Diploma obrigatório para jornalista: soy contra

Parece que o lobby da categoria está forte, e a obrigatoriedade do diploma universitário para o exercício da profissão de jornalista vai voltar. Como jornalista profissional diplomado, formado, lá se vão quase 20 anos, pela pujante Escola de Comunicações e Artes da insigne Universidade de São Paulo, portador de diploma de bacharel em Comunicação Social habilitado para o exercício do Jornalismo devidamente registrado no Ministério do Trabalho (MTb 23.563, de 17 de novembro de 1993), sou provavelmente um dos supostos "beneficiados" pela volta do diploma obrigatório.
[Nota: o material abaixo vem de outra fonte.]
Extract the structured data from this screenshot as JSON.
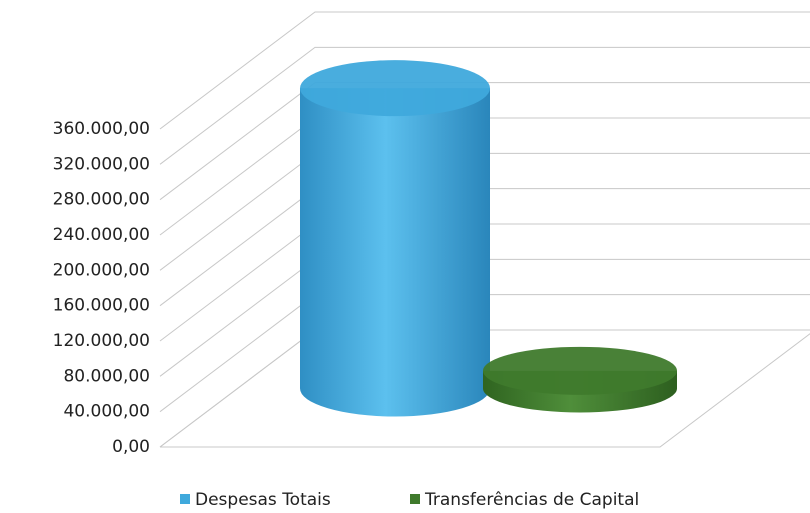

O que não me impede de dizer que considero a medida uma asneira de proporções colossais, continentais, quiçá, até, cósmicas.

Para quem é de fora, talvez seja difícil entender as paixões que correm, entre os jornalistas, em torno do tema. Nos sindicatos e outros órgãos de representação da categoria, a necessidade do diploma é um dogma, tão sólido quanto o da virgindade de Maria entre os católicos. 

Quando um sindicato de jornalistas convoca um "debate sobre a questão do diploma", o que se tem não é o que o nome sugere (uma discussão a respeito da conveniência, para a sociedade brasileira, da existência do curso superior específico ou da obrigatoriedade burocrática do documento de conclusão), mas uma série furiosa de diatribes sobre como a sacrossanta obrigatoriedade deve ser mantida a qualquer custo.

Antes de prosseguir, devo confessar que sempre desconfiei de regulamentações profissionais. Sistemas criados sob o pretexto de proteger a sociedade em geral dos incompetentes e dos charlatões quase que inevitavelmente acabam fazendo o contrário: protegendo os incompetentes e charlatões contra a sociedade em geral.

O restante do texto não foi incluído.